A sudden exclamation of surprise from one of her friends aroused Miriam from her painful musings, and as she raised her head a beautiful little butterfly fluttering near alighted on her lap; settling there but a second or two, it again spread its spotted wings, and was lost in the gloom in a distant part of the room. Looks of astonishment and wondering words followed the little insect as it disappeared from view. "How strange! a butterfly in mid-winter," exclaimed those around her; but Miriam's thoughts had instantaneously taken a higher flight. Strange it was, certainly ; but cannot the Lord of all choose the most feeble and unlikely instruments to speak to these poor wayward,

doubting hearts of ours? No friendly words of sympathy, no attempted consolation, no quoted passages from the Word of God itself, could have had the power to speak to the heart of Miriam Grey as did that little unconscious butterfly, as it hovered over the mourner, and then spread its wings for an upward flight. The chrysalis-emblem of the lifeless body, the butterfly-type of the emancipated soul; the one left behind in earth's darkness, the other going upward into the fulness of God's sunlight. The desolated home here, but the brightness, the endless life, the glory there! A blank in the home circle on earth, but an added member to the ever-increasing home circle in heaven! Sadness here, but joy, everlasting, perfect joy yonder!

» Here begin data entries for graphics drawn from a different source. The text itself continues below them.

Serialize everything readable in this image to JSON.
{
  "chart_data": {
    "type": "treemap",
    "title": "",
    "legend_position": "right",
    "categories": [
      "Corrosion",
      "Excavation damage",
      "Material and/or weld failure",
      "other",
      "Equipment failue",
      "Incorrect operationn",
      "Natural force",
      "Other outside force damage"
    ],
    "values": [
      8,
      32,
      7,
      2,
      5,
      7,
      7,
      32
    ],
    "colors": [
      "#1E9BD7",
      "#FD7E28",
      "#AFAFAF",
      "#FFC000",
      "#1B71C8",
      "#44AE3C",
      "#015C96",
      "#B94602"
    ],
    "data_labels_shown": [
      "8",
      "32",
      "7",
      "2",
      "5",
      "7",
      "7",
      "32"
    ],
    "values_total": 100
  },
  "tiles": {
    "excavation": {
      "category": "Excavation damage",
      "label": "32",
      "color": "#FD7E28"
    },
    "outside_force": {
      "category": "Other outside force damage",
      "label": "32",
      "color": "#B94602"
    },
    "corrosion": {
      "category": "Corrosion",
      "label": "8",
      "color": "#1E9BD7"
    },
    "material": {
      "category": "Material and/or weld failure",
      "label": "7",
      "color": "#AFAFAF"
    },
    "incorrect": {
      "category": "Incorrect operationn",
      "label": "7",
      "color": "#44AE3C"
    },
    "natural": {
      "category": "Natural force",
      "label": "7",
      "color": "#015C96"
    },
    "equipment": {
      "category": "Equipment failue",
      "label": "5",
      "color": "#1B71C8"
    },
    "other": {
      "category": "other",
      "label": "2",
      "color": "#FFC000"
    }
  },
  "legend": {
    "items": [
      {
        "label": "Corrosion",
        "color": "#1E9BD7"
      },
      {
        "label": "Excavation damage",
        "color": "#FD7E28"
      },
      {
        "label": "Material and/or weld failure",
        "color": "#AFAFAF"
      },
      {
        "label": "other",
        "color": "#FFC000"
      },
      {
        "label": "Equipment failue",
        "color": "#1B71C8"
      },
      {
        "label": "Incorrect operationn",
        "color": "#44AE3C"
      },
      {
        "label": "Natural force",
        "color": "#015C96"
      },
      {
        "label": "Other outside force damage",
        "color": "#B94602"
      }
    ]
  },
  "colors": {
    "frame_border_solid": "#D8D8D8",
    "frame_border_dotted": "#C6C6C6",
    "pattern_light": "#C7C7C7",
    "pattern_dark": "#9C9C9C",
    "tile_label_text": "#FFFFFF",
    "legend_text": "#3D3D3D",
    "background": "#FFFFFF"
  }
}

Thoughts like these passed in rapid succession through the mind of Miriam, and her tears fell thicker and faster than before; but not tears of unmixed gloom and sadness now the cloud of sorrow was still there, but behind it shone the bright light of a Father's love; the wounded heart still quivered with the sense of a painful loss, but above all rose the joyful thought of a beloved parent's everlasting gain.

And what of the little unconscious messenger which had so well fulfilled its mission ? Careful search failed to discover it that day; but the next morning it was found in an obscure corner, its strength spent, its short life soon ended.

And among her choicest treasures does Miriam Grey reckon the dead butterfly, let loose by the hand of God on that dreary winter's day to carry a message of rebuke and love to her sorrowing, doubting heart. And often as she gazes on the little box where it lies entombed is she enabled to realise afresh the consoling thought, "He careth for you," and looking up with renewed love and confidence to her Heavenly Friend, can echo the heart-felt cry, handed down through long ages, from the quiet shores of Galilee's lake, "He hath done all things well."